There is one glaringly obvious comparison to draw, though. In the same way that The Dark Knight wasn't a Christian Bale film, Skyfall isn't a Daniel Craig film. Javier Bardem is Skyfall's Heath Ledger. Give the Joker a motive, and you have Raoul Silva. He plans his attacks years in advance, letting people believe they're winning before punching them in the metaphorical groin and running riot - such as when he's a captive of Batman MI6 and escapes by planting a bomb in an inmate's stomach releasing a pre-compiled virus to open all of the bunker's security. This leads to the best scene of the film where M is reading poetry at her hearing, blissfully unaware of the approaching chaos that Silva and his men are causing outside.

I could go on all day about Skyfall's best bits, but I'm going to sum up here: every action sequence is brilliant, it has the best storyline and villain that the series has seen so far, and the script is consistently strong.

But like I said, it's not perfect.

And the worst bit?

Continuing the Bond reboot, some major characters have been re-cast. Q is done quite well, a modern techie who is a bit more arrogant than he deserves to be and you can see where they're going to take the role. However, Moneypenny's new story is appalling. The idea of making her a strong, empowered agent who works the field is a bit stupid considering she ends up essentially being M's bitch. If she retired from field work she would get a considerably more respectable role than secretary. Naomie Harris is also a pretty poor actress, and both her and Craig seem to wince at their love scenes, compared to the brilliant chemistry that was present between Lois Maxwell and Connery.

One major issue I took with the film is the amount of 'tributes' there were littered around. The ejector seat button, the exploding pen, and many other things make the film feel like a 'spot-the-reference' game that often leaves me cringing. I get that it's the 50th anniversary, but Die Another Day went down that path, and it was a bad idea. It also leads to some serious continuity issues. You can't have a rebooted Bond with a new Miss Moneypenny, Felix Leiter and James Bond but then leave in the exact same car from 1964. I welcomed the return of the beautiful Aston Martin, but it should have been reinvented along with the rest of the franchise.

My last gripe is rather minor, really - I was excited to see Daniel Kleinman's title sequence after the brilliant ones he did for Casino Royale, but it was a little underwhelming. However, this is something that I'm almost 100% sure will be better on the second watch with the benefit of hindsight. And you can tell I'm clutching at straws if I'm criticising the credits, which in most films is white text on black.

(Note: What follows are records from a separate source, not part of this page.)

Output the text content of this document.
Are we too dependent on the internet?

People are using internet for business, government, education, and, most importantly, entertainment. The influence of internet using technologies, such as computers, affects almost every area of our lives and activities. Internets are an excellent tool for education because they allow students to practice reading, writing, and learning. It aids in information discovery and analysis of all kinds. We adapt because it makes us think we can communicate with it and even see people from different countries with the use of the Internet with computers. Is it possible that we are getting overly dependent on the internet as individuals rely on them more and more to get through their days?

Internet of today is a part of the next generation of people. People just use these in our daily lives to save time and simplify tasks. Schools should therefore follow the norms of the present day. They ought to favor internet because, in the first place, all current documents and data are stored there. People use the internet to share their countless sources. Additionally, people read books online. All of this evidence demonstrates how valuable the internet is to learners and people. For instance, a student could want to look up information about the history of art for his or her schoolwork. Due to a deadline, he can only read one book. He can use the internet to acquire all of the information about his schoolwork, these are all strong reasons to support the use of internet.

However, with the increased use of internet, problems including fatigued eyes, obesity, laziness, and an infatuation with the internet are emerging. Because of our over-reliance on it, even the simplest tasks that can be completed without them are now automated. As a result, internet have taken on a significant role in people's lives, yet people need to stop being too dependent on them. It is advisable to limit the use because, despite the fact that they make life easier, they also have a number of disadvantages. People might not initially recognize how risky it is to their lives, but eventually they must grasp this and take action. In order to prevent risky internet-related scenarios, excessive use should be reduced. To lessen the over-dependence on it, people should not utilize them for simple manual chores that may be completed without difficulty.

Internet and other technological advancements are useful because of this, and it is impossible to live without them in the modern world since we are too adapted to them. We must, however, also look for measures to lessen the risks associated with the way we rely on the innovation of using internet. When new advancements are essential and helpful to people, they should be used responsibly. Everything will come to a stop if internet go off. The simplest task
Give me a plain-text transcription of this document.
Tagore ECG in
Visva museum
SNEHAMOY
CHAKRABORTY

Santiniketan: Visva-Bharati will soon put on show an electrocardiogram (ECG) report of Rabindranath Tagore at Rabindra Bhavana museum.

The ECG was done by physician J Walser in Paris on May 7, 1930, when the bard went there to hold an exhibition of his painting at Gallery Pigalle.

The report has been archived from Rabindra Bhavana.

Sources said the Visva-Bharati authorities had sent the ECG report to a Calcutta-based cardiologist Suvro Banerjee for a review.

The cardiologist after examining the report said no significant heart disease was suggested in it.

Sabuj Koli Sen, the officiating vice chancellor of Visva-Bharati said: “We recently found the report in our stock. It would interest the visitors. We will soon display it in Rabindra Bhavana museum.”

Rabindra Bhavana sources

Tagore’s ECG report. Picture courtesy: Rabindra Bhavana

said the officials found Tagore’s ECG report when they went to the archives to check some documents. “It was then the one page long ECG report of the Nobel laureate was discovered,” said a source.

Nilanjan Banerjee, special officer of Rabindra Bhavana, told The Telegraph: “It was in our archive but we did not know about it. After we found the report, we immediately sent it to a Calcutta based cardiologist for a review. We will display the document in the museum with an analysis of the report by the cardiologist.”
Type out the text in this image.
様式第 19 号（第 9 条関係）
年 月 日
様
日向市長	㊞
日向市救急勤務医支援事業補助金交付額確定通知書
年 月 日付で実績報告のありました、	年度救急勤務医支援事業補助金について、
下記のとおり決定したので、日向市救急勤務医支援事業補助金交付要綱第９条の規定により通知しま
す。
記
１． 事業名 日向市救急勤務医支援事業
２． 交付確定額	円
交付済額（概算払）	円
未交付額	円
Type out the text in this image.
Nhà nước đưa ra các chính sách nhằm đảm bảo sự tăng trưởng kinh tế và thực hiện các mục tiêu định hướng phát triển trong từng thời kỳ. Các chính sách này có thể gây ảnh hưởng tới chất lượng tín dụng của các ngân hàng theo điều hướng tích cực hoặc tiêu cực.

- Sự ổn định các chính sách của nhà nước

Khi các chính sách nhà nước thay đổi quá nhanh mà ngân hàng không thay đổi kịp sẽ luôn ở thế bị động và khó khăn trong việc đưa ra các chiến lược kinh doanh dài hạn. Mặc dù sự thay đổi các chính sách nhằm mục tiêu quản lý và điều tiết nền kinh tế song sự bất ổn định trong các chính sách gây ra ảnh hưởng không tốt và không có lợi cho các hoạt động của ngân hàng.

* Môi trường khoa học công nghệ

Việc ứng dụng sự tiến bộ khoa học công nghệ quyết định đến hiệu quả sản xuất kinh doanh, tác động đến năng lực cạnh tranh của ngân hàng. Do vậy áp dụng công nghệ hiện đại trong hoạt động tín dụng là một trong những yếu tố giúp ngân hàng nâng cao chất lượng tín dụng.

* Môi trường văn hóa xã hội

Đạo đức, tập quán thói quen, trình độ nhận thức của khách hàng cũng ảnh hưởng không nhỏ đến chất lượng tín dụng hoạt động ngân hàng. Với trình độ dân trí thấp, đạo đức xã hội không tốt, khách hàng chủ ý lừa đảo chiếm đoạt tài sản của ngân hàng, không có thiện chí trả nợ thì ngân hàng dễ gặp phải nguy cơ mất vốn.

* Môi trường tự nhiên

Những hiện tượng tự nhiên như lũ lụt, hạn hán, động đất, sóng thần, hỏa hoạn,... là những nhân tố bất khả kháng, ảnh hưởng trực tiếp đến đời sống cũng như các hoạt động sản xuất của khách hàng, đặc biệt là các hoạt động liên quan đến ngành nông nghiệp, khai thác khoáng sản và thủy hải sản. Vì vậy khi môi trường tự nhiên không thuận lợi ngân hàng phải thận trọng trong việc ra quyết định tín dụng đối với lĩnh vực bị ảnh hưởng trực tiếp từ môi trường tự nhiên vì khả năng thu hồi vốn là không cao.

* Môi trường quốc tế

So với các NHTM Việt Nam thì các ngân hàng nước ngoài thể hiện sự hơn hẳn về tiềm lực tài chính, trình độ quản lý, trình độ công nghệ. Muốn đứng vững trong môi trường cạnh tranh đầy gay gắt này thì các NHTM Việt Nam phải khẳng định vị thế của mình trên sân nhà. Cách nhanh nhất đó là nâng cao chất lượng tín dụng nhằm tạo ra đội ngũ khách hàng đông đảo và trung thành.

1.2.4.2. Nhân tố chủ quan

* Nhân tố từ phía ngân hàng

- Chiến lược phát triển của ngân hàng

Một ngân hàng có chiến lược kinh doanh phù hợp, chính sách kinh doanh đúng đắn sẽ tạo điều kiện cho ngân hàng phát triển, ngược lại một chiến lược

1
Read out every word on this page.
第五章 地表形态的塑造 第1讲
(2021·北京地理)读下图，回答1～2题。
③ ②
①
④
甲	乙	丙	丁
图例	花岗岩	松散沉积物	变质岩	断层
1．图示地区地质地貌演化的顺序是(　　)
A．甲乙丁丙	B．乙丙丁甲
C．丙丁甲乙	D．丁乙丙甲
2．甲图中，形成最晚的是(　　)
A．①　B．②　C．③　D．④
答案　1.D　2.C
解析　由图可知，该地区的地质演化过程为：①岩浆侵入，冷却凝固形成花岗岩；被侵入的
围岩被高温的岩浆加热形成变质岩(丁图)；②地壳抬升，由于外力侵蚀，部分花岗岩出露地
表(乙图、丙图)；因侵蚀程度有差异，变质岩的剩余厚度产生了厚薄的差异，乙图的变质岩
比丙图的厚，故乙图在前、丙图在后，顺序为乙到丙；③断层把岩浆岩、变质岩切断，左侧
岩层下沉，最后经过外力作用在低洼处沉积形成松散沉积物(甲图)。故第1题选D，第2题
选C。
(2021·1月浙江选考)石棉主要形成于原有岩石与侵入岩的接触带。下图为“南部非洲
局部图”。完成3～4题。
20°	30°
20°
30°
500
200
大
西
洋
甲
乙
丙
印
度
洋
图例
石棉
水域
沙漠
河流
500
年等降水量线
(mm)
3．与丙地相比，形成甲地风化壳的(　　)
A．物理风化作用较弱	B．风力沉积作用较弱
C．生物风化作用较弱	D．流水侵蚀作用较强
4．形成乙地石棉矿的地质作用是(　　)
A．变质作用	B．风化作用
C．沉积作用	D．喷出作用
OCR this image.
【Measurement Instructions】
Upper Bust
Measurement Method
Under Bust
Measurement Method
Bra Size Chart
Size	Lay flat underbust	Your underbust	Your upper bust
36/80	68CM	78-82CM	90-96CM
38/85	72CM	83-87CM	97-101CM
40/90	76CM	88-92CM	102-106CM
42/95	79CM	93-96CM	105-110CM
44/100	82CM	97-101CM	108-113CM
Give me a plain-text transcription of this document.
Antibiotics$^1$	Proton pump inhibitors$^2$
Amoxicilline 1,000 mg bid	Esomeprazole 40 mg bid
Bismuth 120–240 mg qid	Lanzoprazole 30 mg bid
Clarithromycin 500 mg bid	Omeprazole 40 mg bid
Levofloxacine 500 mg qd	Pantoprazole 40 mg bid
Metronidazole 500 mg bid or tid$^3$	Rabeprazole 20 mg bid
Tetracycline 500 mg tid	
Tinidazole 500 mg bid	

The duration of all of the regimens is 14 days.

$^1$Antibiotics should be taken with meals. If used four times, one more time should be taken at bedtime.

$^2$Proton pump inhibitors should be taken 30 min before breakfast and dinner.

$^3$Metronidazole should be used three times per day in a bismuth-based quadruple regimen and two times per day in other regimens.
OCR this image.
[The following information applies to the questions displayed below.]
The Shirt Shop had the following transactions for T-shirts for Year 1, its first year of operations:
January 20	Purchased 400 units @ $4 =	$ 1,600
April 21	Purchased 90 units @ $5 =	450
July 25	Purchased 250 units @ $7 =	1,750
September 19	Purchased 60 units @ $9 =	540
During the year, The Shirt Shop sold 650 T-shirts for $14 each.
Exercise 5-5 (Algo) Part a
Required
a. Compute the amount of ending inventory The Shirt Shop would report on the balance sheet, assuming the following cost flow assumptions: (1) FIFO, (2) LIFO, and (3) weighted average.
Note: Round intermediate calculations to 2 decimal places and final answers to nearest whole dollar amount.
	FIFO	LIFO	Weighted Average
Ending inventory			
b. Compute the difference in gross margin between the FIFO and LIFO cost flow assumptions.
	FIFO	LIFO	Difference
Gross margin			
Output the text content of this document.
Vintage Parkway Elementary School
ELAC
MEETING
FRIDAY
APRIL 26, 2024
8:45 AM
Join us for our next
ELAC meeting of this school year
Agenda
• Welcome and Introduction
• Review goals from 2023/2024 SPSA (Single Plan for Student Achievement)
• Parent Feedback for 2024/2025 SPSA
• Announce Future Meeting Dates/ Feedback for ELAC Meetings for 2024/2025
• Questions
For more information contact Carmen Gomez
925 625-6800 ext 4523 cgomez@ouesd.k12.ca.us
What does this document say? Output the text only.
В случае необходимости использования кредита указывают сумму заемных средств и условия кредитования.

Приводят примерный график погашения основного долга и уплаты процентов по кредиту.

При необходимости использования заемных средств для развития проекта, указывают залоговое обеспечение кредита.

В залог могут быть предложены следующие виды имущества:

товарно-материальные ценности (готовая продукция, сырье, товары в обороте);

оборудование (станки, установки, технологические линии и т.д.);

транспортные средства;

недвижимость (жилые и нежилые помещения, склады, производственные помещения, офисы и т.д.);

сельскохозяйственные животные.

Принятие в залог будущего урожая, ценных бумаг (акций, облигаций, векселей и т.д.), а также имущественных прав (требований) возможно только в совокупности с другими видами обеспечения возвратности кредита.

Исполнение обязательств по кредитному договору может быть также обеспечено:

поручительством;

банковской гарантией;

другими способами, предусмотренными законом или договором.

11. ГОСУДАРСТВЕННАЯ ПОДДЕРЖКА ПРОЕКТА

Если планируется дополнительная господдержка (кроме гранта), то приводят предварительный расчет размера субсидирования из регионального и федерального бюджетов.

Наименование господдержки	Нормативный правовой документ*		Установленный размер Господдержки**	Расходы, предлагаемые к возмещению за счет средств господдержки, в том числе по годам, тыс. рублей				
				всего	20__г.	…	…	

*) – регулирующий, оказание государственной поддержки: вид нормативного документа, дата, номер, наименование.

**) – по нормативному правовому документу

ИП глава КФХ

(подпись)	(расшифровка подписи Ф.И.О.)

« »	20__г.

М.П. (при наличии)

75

What about the theme tune?

I'm not an Adele fan, but this song is perfect. It's classic 007 through and through, and it suits the darker, more sinister tone of the film absolutely perfectly, and the lyrics - whilst as always a little nonsensical in their order - allude to various moments throughout the film. I will say that the second I heard the opening line 'this is the end' I put that together with the knowledge that 007 'dies' to get that the title sequence would begin with him falling into water to Adele's warblings. Talk about minor spoilers. I'm just glad they removed the line 'M is dead' before it made the final cut, otherwise the whole film would have been ruined.